Oxfam Scotland welcomed Ian Blackford’s letter to the Prime Minister, urging him to support the temporary suspension of intellectual property rights for COVID vaccines.
Jamie Livingstone, Head of Oxfam Scotland, said: “It’s hugely significant that the SNP’s Westminster Leader has answered our call by adding his voice to the growing chorus of those who are demanding urgent action to stop pharmaceutical companies from artificially rationing global vaccine supply by holding lifesaving vaccine recipes and technologies hostage.
“Vaccine inequality is both morally wrong and it places people across Scotland at additional risk from the emergence of dangerous new variants, like Omicron, with epidemiologists warning all along that no one is safe until we all are.
“The UK Government is looking more and more isolated as it continues to stubbornly stand on the wrong side of history by choosing to put protecting patents and big pharma’s profits above saving people’s lives. The Prime Minister must now act: a failure to do so would be short-sighted, self-defeating and shameful.”
/ENDS
For more information and interviews, please contact: Rebecca Lozza, Oxfam Media and Communications Adviser, Scotland and Wales: rlozza1@oxfam.org.uk / 07917738450
Notes to Editors
- Oxfam is a member of the People’s Vaccine Alliance. The People’s Vaccine Alliance is a movement of health, humanitarian and human rights organisations, past and present world leaders, health experts, faith leaders and economists advocating that COVID-19 vaccines are manufactured rapidly and at scale, as global common goods, free of intellectual property protections and made available to all people, in all countries, free of charge: https://peoplesvaccine.org/
- Members in Scotland include Oxfam Scotland, Global Justice Now Scotland and Christian Aid Scotland, who have been calling for the First Minister to speak out and urge the Prime Minister to reverse his opposition to plans proposed over a year ago by India and South Africa– and supported by over 100 countries including the US – for a temporary waiver to the TRIPS agreement – an agreement signed by all members of the World Trade Organisation. The TRIPS agreement which sets particular standards for the protection of intellectual property rights – specifically for all COVID-19 health technologies, including vaccines.

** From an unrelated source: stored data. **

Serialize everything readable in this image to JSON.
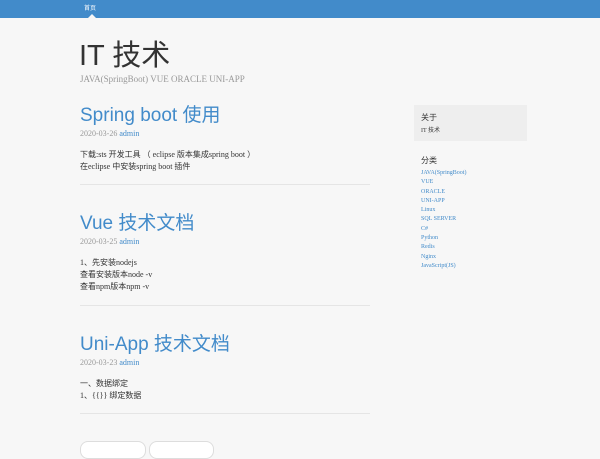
{
  "nav": {
    "home_label": "首页"
  },
  "blog": {
    "title": "IT 技术",
    "description": "JAVA(SpringBoot) VUE ORACLE UNI-APP"
  },
  "posts": [
    {
      "title": "Spring boot 使用",
      "date": "2020-03-26",
      "author": "admin",
      "lines": [
        "下载:sts 开发工具 （ eclipse 版本集成spring boot ）",
        "在eclipse 中安装spring boot 插件"
      ]
    },
    {
      "title": "Vue 技术文档",
      "date": "2020-03-25",
      "author": "admin",
      "lines": [
        "1、先安装nodejs",
        "查看安装版本node -v",
        "查看npm版本npm -v"
      ]
    },
    {
      "title": "Uni-App 技术文档",
      "date": "2020-03-23",
      "author": "admin",
      "lines": [
        "一、数据绑定",
        "1、{{}} 绑定数据"
      ]
    }
  ],
  "sidebar": {
    "about_title": "关于",
    "about_text": "IT 技术",
    "categories_title": "分类",
    "categories": [
      "JAVA(SpringBoot)",
      "VUE",
      "ORACLE",
      "UNI-APP",
      "Linux",
      "SQL SERVER",
      "C#",
      "Python",
      "Redis",
      "Nginx",
      "JavaScript(JS)"
    ]
  },
  "colors": {
    "accent": "#428bca",
    "background": "#f7f7f7"
  }
}
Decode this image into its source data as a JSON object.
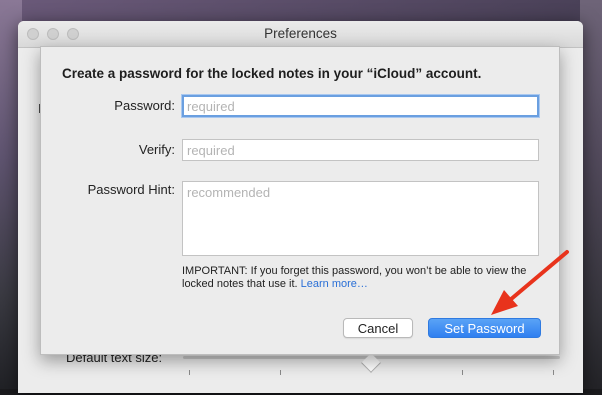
{
  "window": {
    "title": "Preferences",
    "partial_label": "I",
    "default_text_size_label": "Default text size:"
  },
  "sheet": {
    "heading": "Create a password for the locked notes in your “iCloud” account.",
    "password": {
      "label": "Password:",
      "placeholder": "required",
      "value": ""
    },
    "verify": {
      "label": "Verify:",
      "placeholder": "required",
      "value": ""
    },
    "hint": {
      "label": "Password Hint:",
      "placeholder": "recommended",
      "value": ""
    },
    "important_text": "IMPORTANT: If you forget this password, you won’t be able to view the locked notes that use it.",
    "learn_more": "Learn more…",
    "cancel_label": "Cancel",
    "set_password_label": "Set Password"
  },
  "colors": {
    "accent": "#2f7ff0",
    "link": "#2a6fd6",
    "annotation": "#e8331c"
  },
  "icons": {
    "annotation": "red-arrow-icon"
  }
}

- 55 MSPs currently support a motion in the Scottish Parliament, calling on the Prime Minister to support the TRIPS waiver: https://www.parliament.scot/chamber-and-committees/votes-and-motions/votes-and-motions-search/S6M-00293
- Two weeks ago, International Development Minister Jenny Gilruth stressed the need for vaccine technology and know-how, currently kept secret by big pharma, to be shared while delivering a statement in the Scottish Parliament.

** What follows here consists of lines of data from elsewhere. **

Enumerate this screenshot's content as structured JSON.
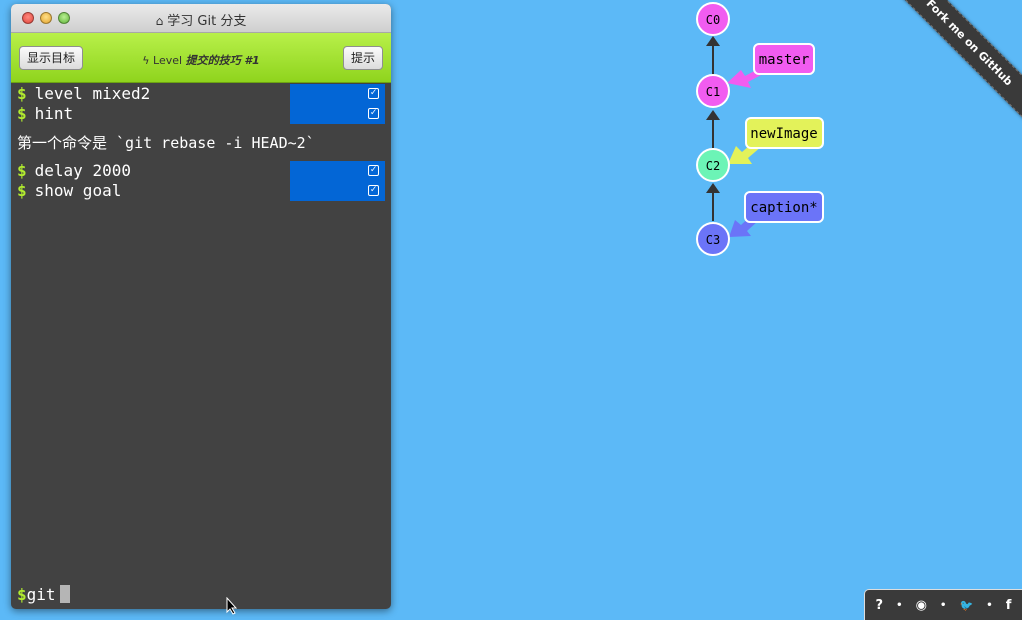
{
  "window": {
    "title": "学习 Git 分支",
    "goal_button": "显示目标",
    "hint_button": "提示",
    "level_prefix": "Level",
    "level_name": "提交的技巧 #1"
  },
  "terminal": {
    "commands_a": [
      {
        "text": "level mixed2"
      },
      {
        "text": "hint"
      }
    ],
    "info": "第一个命令是 `git rebase -i HEAD~2`",
    "commands_b": [
      {
        "text": "delay 2000"
      },
      {
        "text": "show goal"
      }
    ],
    "prompt": "git"
  },
  "tree": {
    "commits": [
      {
        "id": "C0",
        "color": "#f15cf0"
      },
      {
        "id": "C1",
        "color": "#f15cf0"
      },
      {
        "id": "C2",
        "color": "#6cf4b6"
      },
      {
        "id": "C3",
        "color": "#6b74f8"
      }
    ],
    "branches": [
      {
        "name": "master",
        "target": "C1",
        "color": "#f15cf0"
      },
      {
        "name": "newImage",
        "target": "C2",
        "color": "#e3f25a"
      },
      {
        "name": "caption*",
        "target": "C3",
        "color": "#6b74f8"
      }
    ]
  },
  "ribbon": "Fork me on GitHub",
  "footer": {
    "icons": [
      "help-icon",
      "globe-icon",
      "twitter-icon",
      "facebook-icon"
    ],
    "glyphs": [
      "?",
      "◉",
      "🐦",
      "f"
    ]
  }
}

- On Monday, SNP party members approved a new motion calling for the party’s politicians to push for the “release of patents on the vaccines and the vaccine process” to boost global production and help tackle deep vaccine inequality. Alongside the vote, the SNP’s International Development spokesperson, Chris Law MP, has specifically called for the UK to play its part by “waiving intellectual rights to vaccine patents”, a direct recommendation of the People’s Vaccine Alliance.